The European Union and its member countries are stricter than the U.S. in their requirements for protecting personal information. In the E.U., privacy extends to protecting privacy of peoples’ religious affiliations, labor union membership, sexual orientation, and other information that can make people a target for human rights abuses. In the U.S., we focus more on information that can lead to fraud or health information that may prevent someone from gaining employment (keep in mind that HIPAA was originally made to provide for portable insurance coverage).
A key concept underlying E.U. data protection laws is that European companies can expect that all of their local peers protect personal information in the same way. U.S. companies, however, are not nearly as prepared to meet the E.U. standards. So the E.U. Safe Harbor framework was designed as a collaboration between the U.S. Department of Commerce and the E.U. to give E.U.-based organizations a way to declare to their government that they forwarded personal information only to safe companies, even when they are in the U.S.
E.U. Safe Harbor in a Nutshell
The E.U. Safe Harbor framework has always been a self-certifying standard, meaning that an American organization can take a look at their own security and privacy practices, determine that they match the E.U. Safe Harbor framework principles, and then declare to the U.S. Department of Commerce that they comply with the framework. Any E.U.-based company can then go to the E.U. Safe Harbor web site to see if an American business partner is listed there. If they are, then the E.U-based company has permission from their local government to send personal information to the American company.

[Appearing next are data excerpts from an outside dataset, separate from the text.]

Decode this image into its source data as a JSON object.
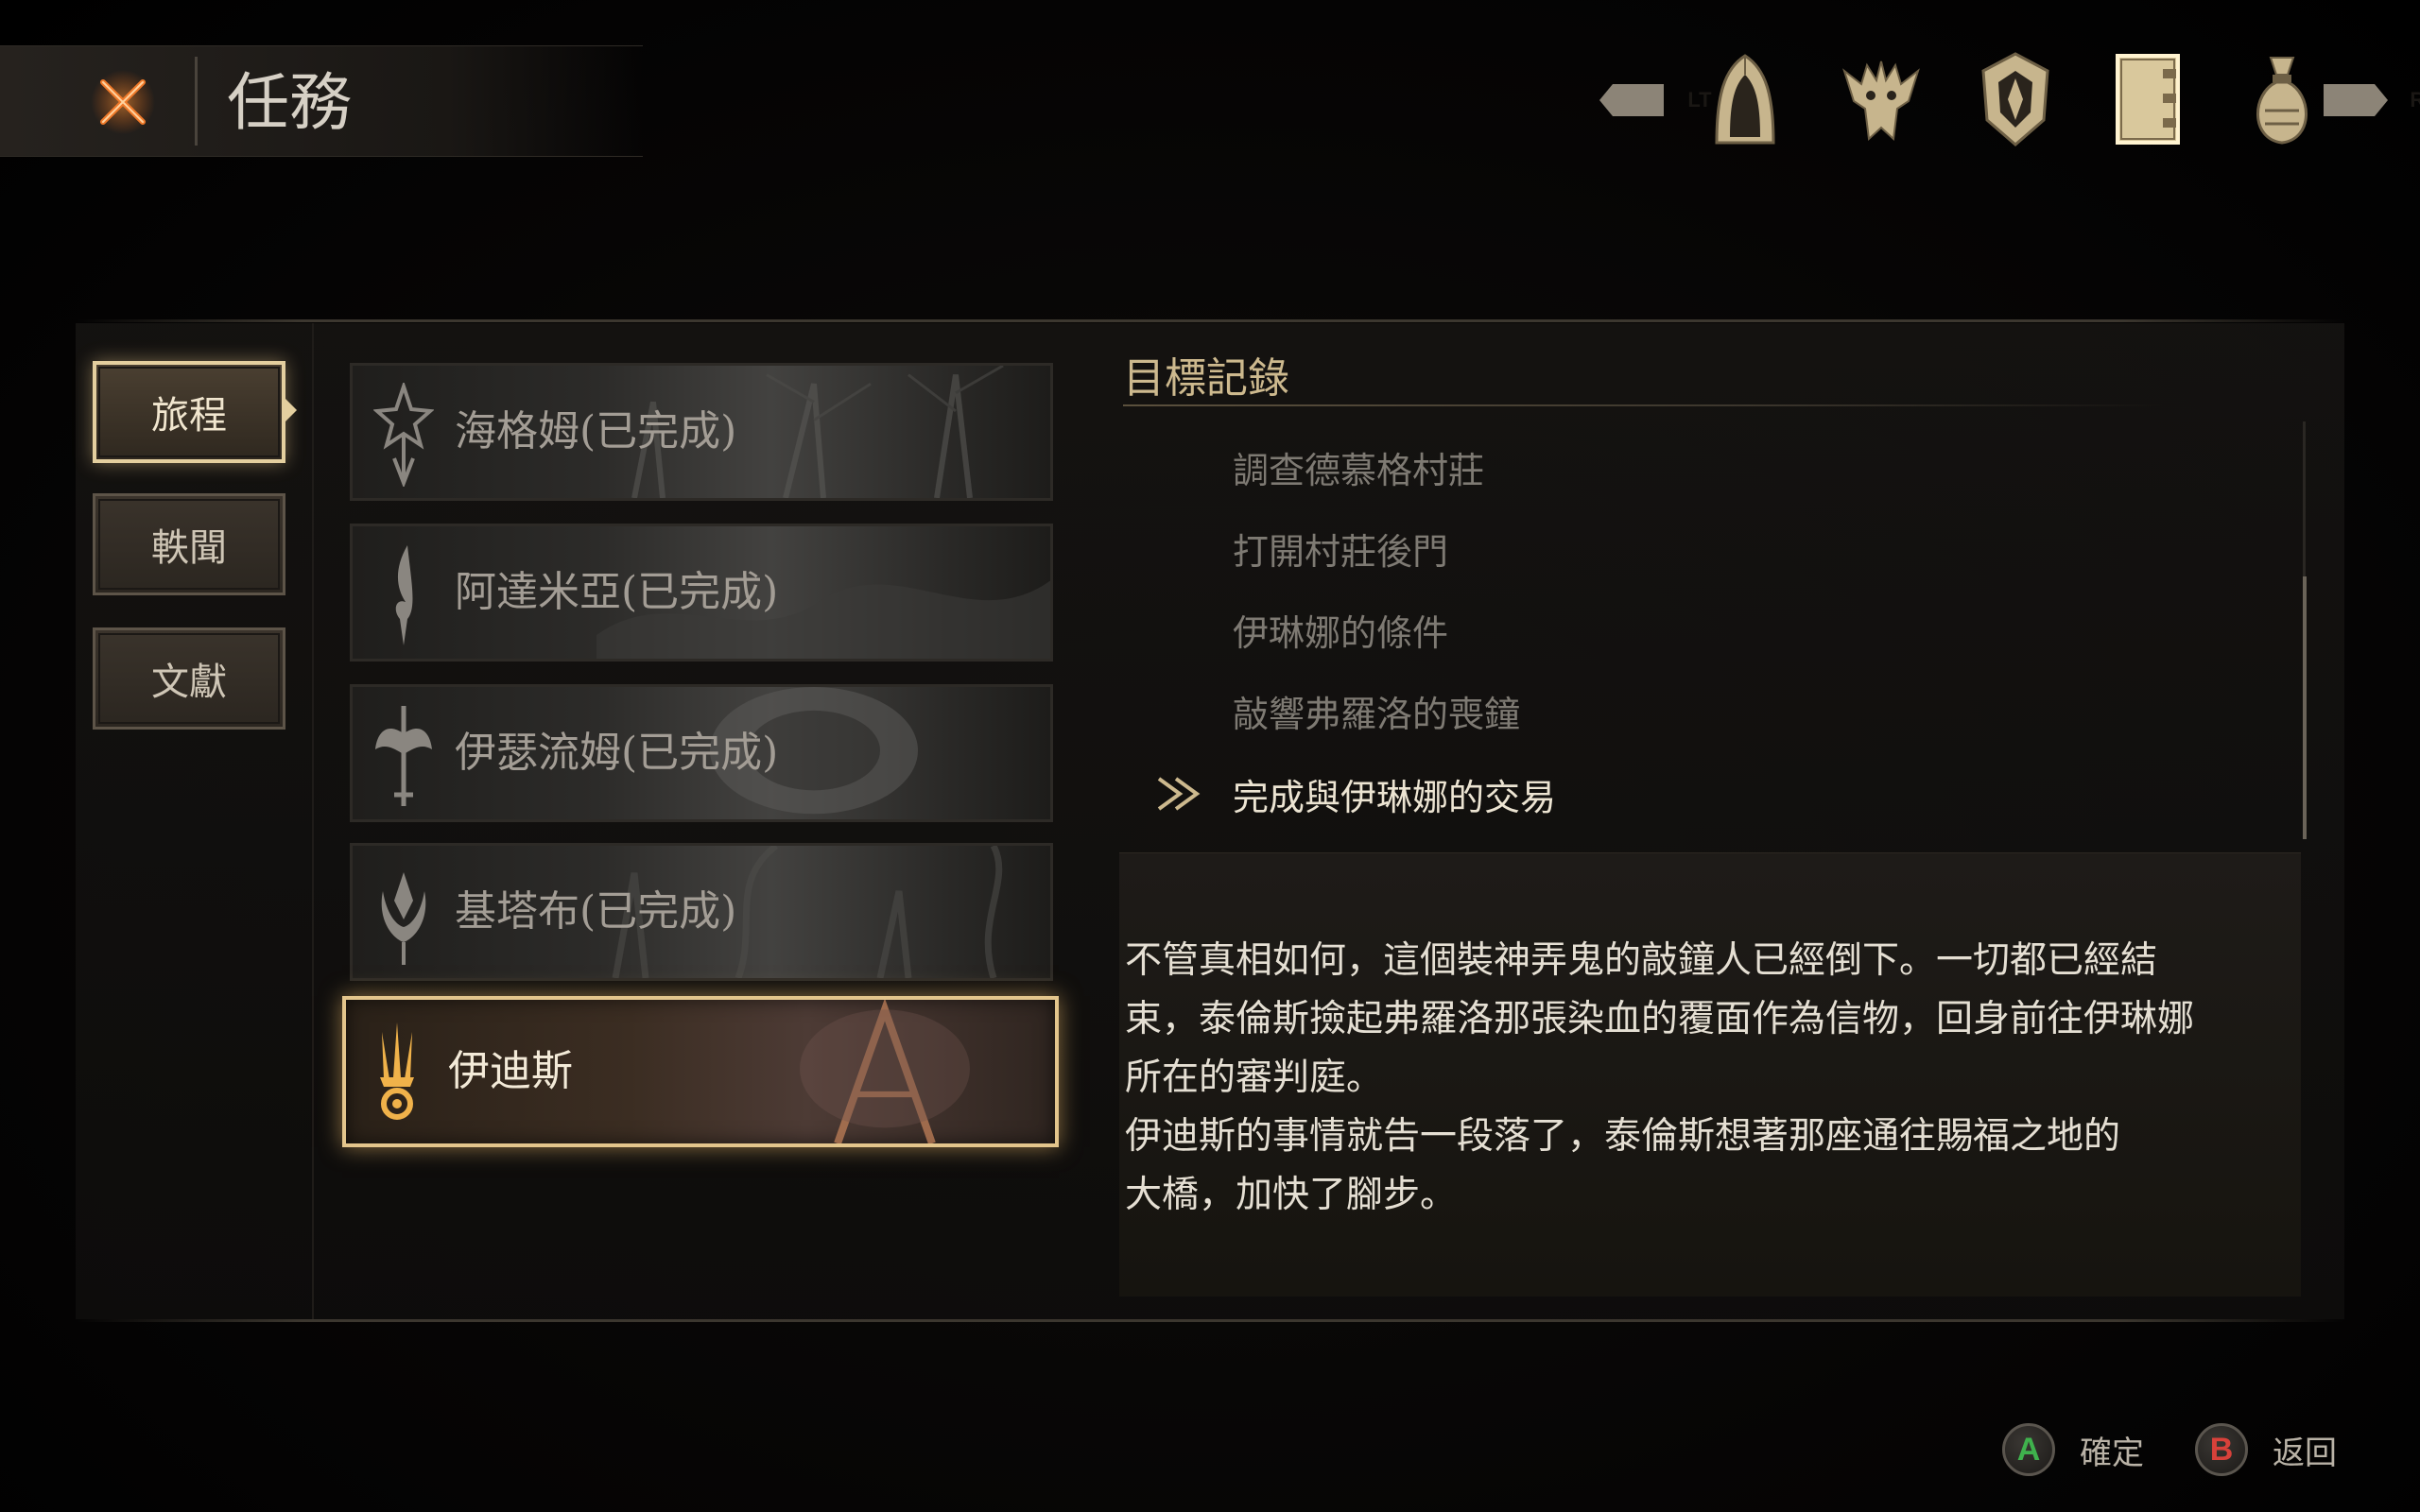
{
  "header": {
    "title": "任務",
    "close_icon": "close-x-icon"
  },
  "top_nav": {
    "left_trigger": "LT",
    "right_trigger": "RT",
    "items": [
      {
        "name": "hood-icon"
      },
      {
        "name": "beast-skull-icon"
      },
      {
        "name": "crest-shield-icon"
      },
      {
        "name": "journal-book-icon"
      },
      {
        "name": "coin-pouch-icon"
      }
    ],
    "active_index": 3
  },
  "categories": [
    {
      "label": "旅程",
      "active": true
    },
    {
      "label": "軼聞",
      "active": false
    },
    {
      "label": "文獻",
      "active": false
    }
  ],
  "quests": [
    {
      "label": "海格姆(已完成)",
      "icon": "star-spire-icon",
      "completed": true
    },
    {
      "label": "阿達米亞(已完成)",
      "icon": "flame-blade-icon",
      "completed": true
    },
    {
      "label": "伊瑟流姆(已完成)",
      "icon": "winged-sword-icon",
      "completed": true
    },
    {
      "label": "基塔布(已完成)",
      "icon": "horned-emblem-icon",
      "completed": true
    },
    {
      "label": "伊迪斯",
      "icon": "trident-flame-icon",
      "completed": false,
      "active": true
    }
  ],
  "objectives": {
    "header": "目標記錄",
    "items": [
      {
        "text": "調查德慕格村莊",
        "current": false
      },
      {
        "text": "打開村莊後門",
        "current": false
      },
      {
        "text": "伊琳娜的條件",
        "current": false
      },
      {
        "text": "敲響弗羅洛的喪鐘",
        "current": false
      },
      {
        "text": "完成與伊琳娜的交易",
        "current": true
      }
    ]
  },
  "description": {
    "lines": [
      "不管真相如何，這個裝神弄鬼的敲鐘人已經倒下。一切都已經結",
      "束，泰倫斯撿起弗羅洛那張染血的覆面作為信物，回身前往伊琳娜",
      "所在的審判庭。",
      "伊迪斯的事情就告一段落了，泰倫斯想著那座通往賜福之地的",
      "大橋，加快了腳步。"
    ]
  },
  "footer": {
    "confirm": {
      "button": "A",
      "label": "確定",
      "color": "#3fb14d"
    },
    "back": {
      "button": "B",
      "label": "返回",
      "color": "#d8413a"
    }
  },
  "colors": {
    "accent_gold": "#e3c58c",
    "close_orange": "#e8601c",
    "objective_header": "#cdb98e"
  }
}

And that’s all there is to it. There are no actual demonstrations of compliance, no independent audits, nothing of the sort. The Federal Trade Commission will check to see if you claim to be certified, but are not listed on the web site (therefore engaging in a deceptive practice). However, there are no actual audits to determine whether the seven principles of the framework are being followed.
In its recent decision, the Court of Justice stated that the E.U. Safe Harbor agreement, and it principles, are not sufficient evidence that an American company will adhere to privacy principles and reasonable security controls. The gist of their determination was that the U.S. government, from time-to-time, seizes and observes personal information from American organizations, and therefore, E.U.-based residents are no longer assured of privacy.

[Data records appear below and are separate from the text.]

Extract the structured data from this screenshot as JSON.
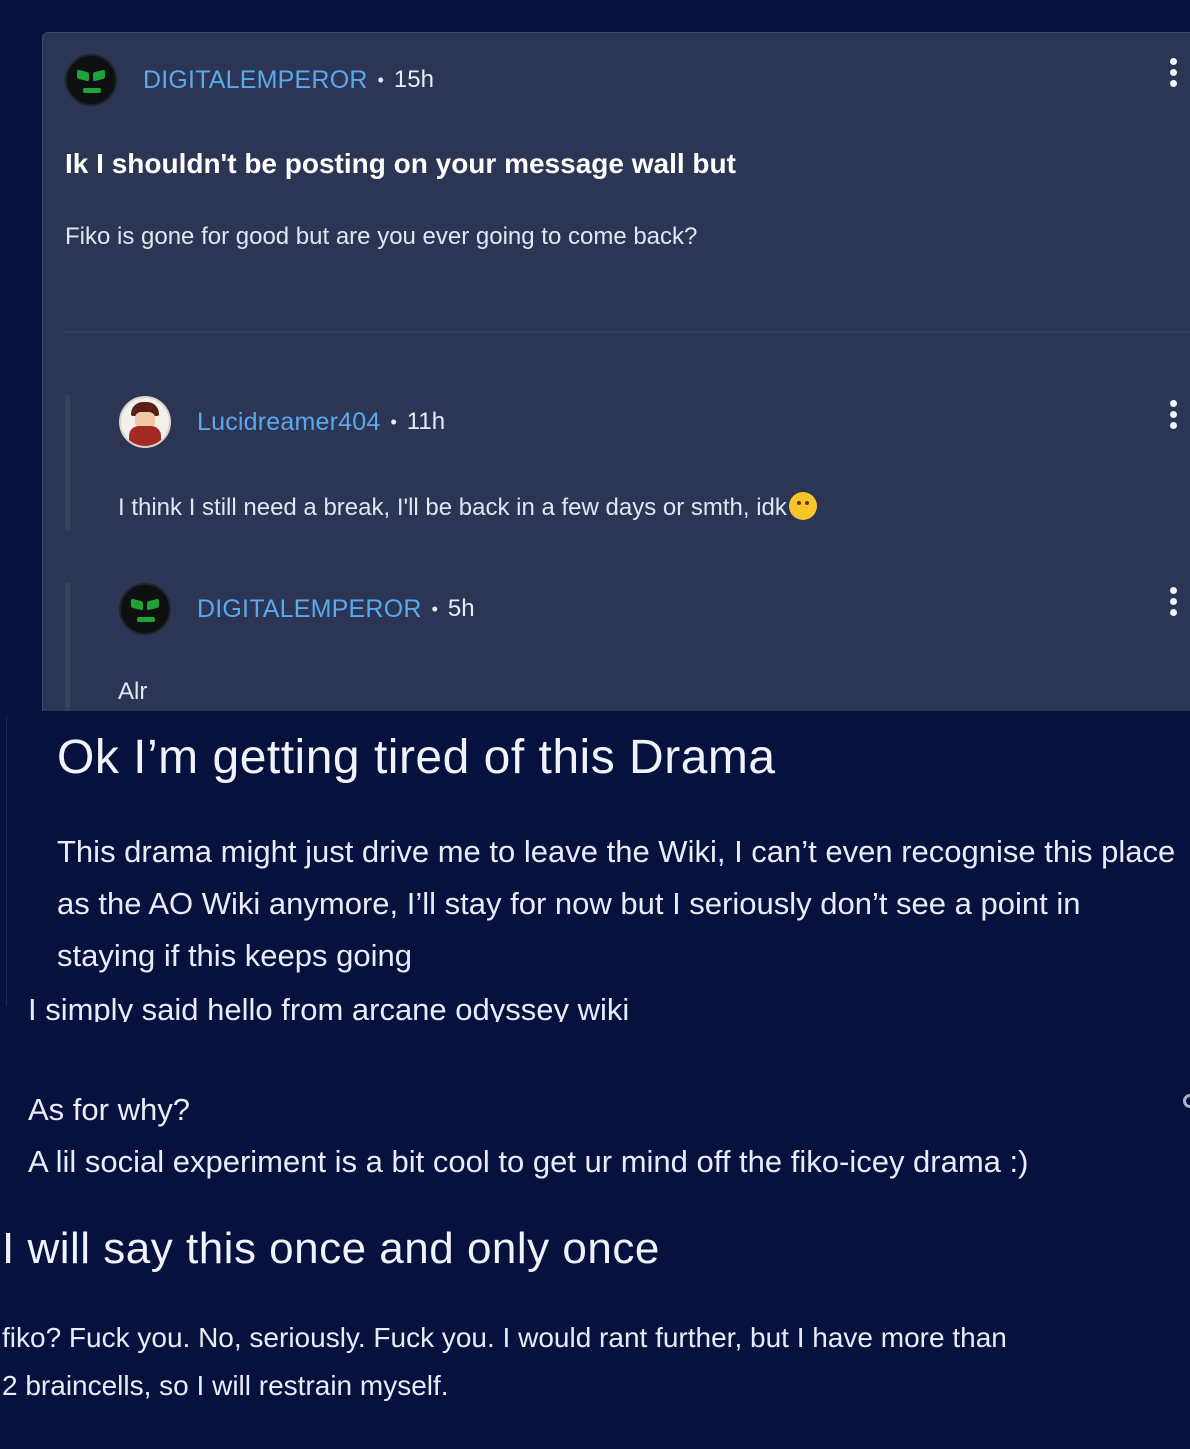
{
  "thread": {
    "post": {
      "author": "DIGITALEMPEROR",
      "time": "15h",
      "title": "Ik I shouldn't be posting on your message wall but",
      "body": "Fiko is gone for good but are you ever going to come back?"
    },
    "replies": [
      {
        "author": "Lucidreamer404",
        "time": "11h",
        "text": "I think I still need a break, I'll be back in a few days or smth, idk",
        "emoji": "worried-face-emoji"
      },
      {
        "author": "DIGITALEMPEROR",
        "time": "5h",
        "text": "Alr"
      }
    ],
    "separator": "•"
  },
  "drama_post": {
    "title": "Ok I’m getting tired of this Drama",
    "lines": [
      "This drama might just drive me to leave the Wiki, I can’t even recognise this place",
      "as the AO Wiki anymore, I’ll stay for now but I seriously don’t see a point in",
      "staying if this keeps going"
    ]
  },
  "hello_post": {
    "cut_line": "I simply said hello from arcane odyssey wiki",
    "why_label": "As for why?",
    "why_body": "A lil social experiment is a bit cool to get ur mind off the fiko-icey drama :)"
  },
  "once_post": {
    "title": "I will say this once and only once",
    "lines": [
      "fiko? Fuck you. No, seriously. Fuck you. I would rant further, but I have more than",
      "2 braincells, so I will restrain myself."
    ]
  },
  "colors": {
    "page_bg": "#06123d",
    "card_bg": "#2c3554",
    "username": "#5aa9ee"
  }
}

So American companies, and their E.U.-based business partners, are left without direction from their governments about how to continue to do business that relies on sharing personal information. While we can expect that each European country will create their own Safe Harbor framework, as Switzerland did several years ago, this may take some time.

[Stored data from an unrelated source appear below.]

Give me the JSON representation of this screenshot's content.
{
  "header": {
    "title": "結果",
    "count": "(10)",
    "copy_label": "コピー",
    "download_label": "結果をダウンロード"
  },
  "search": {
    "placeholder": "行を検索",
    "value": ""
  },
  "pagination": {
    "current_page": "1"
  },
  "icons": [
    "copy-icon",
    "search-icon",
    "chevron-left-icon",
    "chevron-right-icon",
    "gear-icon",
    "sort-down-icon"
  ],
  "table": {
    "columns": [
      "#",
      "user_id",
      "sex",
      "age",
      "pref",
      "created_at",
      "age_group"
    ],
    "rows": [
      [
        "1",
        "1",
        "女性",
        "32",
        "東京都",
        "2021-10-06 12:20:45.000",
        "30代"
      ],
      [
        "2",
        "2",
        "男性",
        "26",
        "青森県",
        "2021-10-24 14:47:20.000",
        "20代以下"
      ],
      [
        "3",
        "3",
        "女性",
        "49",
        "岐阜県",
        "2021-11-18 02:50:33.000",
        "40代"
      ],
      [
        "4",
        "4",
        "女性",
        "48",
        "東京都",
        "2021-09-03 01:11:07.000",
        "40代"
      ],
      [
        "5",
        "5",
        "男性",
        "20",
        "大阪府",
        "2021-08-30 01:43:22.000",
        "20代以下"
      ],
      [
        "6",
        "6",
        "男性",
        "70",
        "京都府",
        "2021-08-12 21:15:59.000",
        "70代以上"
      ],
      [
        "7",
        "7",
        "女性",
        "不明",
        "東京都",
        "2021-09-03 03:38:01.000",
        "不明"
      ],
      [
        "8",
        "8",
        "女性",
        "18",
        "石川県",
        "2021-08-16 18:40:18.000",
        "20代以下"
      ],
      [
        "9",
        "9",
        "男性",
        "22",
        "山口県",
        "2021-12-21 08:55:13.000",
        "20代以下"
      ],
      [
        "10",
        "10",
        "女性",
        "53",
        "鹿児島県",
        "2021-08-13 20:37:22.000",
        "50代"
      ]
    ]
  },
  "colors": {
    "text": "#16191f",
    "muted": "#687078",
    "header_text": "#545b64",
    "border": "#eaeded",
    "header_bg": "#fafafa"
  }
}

While we wait for guidance from U.S. agencies and E.U. Counterparts it makes sense for American companies to hold steady. American companies should keep operating to the Safe Harbor principles as if they are enforceable. These are good practices that make companies good stewards of people’s information, and allow them to demonstrate appropriate care for the personal information we handle and share.
E.U.-based companies are in a quandary, however. They will need to know from their American counterparts how well they adhere to tougher local laws (The E.U. Safe Harbor principles are far easier to comply with than the more complex requirements that vary from one country to the next). American companies should get in touch with E.U.-based business partners and develop a specific plan such as determining if there is a way to do good business without sharing personal information or whether E.U.-based data can be kept in the E.U. until a new agreement is made (which could take several years, if it happens at all). American companies should not be surprised if E.U. counterparts request that they are as secure and auditable as they would need to be if they were operating in an E.U.-based country. American companies should take that recommendation seriously and investigate what the actual requirements are to determine what degree to which they can operate to those standards.
International business now relies on the sharing of personal information. The U.S. has proven for generations that we can meet market demand and the requirements placed upon us. No doubt we will rise to the occasion and get secure enough to meet the tougher European security and privacy standards coming our way. In the meantime, American companies should operate as if E.U. Safe Harbor is still in effect, but also prepare for more stringent security standards and audit requirements.